High Court Kerala High Court

K. Noushad vs State Of Kerala on 1 August, 2007

Kerala High Court
K. Noushad vs State Of Kerala on 1 August, 2007
       

  

  

 
 
  IN THE HIGH COURT OF KERALA AT ERNAKULAM

CRL A No. 1969 of 2006()


1. K. NOUSHAD, S/O. HAMMED,
                      ...  Petitioner

                        Vs



1. STATE OF KERALA,
                       ...       Respondent

2. V. ABDUL RASHEED,

                For Petitioner  :SRI.C.K.PRASAD

                For Respondent  :SRI.P.SANJAY

The Hon'ble MR. Justice K.THANKAPPAN

 Dated :01/08/2007

 O R D E R
                           K.THANKAPPAN, J.
                   ----------------------------------------------
                   CRL. APPEAL NO.1969 OF 2006
                   ----------------------------------------------

                  Dated this the 1st day of August, 2007

                                 JUDGMENT

This appeal is filed against the judgment in S.T.C. No.2187 of 2004

on the file of the Judicial First Class Magistrate’s Court, Thalassery. By

the impugned judgment, the trial court acquitted the accused under Section

256 (1) Cr.P.C.

2. The impugned order would show that the accused – second

respondent herein was acquitted for the reason that the complainant –

appellant was not present before the court below on the date of posting of

the case for giving evidence. Though the dates of adjournments are

mentioned in the order, the order sheet produced by the appellant would

show that on the said dates of posting of the case, there was no sitting.

However, on certain days of posting, the appellant was absent, but his

absence was represented except on 23.7.2005, the date of the impugned

judgment. The order sheet would also show that the accused – second

respondent did not appear before the court below on summons and

CRL.APPEAL NO.1969/2006 2

coercive steps were taken against him and finally he was arrested on

16.12.2004 by issuing non-bailable warrant. Thereafter the case was

posted on two occasions for evidence, but there was no sitting on those

two days. The learned Magistrate found that the appellant was not

interested in prosecuting the case. The said finding is not correct. The

appellant had taken steps to produce the accused before the court below.

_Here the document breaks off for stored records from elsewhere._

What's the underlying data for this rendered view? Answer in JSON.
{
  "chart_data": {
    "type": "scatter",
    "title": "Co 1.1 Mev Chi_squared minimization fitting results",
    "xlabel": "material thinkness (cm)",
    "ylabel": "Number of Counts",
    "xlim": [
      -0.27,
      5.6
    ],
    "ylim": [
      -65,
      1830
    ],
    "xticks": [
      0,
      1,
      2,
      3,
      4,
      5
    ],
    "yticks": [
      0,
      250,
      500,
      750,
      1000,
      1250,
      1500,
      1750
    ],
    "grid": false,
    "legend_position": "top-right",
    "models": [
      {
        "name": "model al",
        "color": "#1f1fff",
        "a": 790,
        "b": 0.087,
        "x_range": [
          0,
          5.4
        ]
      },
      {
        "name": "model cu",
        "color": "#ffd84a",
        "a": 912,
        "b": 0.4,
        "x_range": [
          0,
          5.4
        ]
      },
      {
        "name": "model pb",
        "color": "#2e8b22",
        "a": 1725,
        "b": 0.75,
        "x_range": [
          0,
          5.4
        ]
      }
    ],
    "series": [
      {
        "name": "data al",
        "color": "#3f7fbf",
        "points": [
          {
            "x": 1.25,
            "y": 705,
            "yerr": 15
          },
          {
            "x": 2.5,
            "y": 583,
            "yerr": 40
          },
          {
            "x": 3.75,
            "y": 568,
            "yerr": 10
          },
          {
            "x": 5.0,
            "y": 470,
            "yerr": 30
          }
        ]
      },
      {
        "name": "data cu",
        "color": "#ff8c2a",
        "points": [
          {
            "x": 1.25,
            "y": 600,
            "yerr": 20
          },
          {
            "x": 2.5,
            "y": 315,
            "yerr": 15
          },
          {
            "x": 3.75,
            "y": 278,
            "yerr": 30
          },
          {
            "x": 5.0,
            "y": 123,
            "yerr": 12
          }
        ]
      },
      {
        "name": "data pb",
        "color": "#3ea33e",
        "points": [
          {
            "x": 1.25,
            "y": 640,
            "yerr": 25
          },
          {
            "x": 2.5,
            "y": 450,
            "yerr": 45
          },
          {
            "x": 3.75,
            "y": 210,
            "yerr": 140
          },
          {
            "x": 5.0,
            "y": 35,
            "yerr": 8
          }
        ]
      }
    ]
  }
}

That apart, the impugned judgment would not show that the court below

could not proceed with the case only because of the absence of the

complainant.

3. The impugned judgment is not legally sustainable in the light of

the principles laid down by this Court in the decisions reported in Don

Bosco v. Partech Computers Ltd., 2005(2) K.L.T. 1003 and G.F.S. Chit

& Loans (P) Ltd. v. Rajesh, 2006(3) K.L.T. 825. In the above

judgments, this Court had categorically held that mechanical order under

Section 256(1) Cr.P.C. without applying judicial mind is illegal and not

justifiable. The Apex Court had also taken the same view in the decision

reported in Associated Cement Co. Ltd. v. Keshvanand, 1998(1) K.L.T.

179 (SC). In the above circumstances, this Court is of the view that the

impugned judgment is liable to be set aside.

CRL.APPEAL NO.1969/2006 3

4. It is seen that inspite of the acquittal of the accused due to the

absence of the appellant, there was a delay of 156 days in filing the

petition for special leave to appeal. Hence, the matter can be remanded

only on terms. The impugned judgment is accordingly set aside and the

matter is remanded to the trial court for fresh disposal from the stage at

which the impugned judgment was passed on condition that the appellant

pays an amount of Rs.3000/- as costs to the counsel appearing for the

second respondent within one month from the date of appearance before

the court below.

The Crl. Appeal is allowed by way of remand. The parties shall

appear before the court below on 7.9.2007.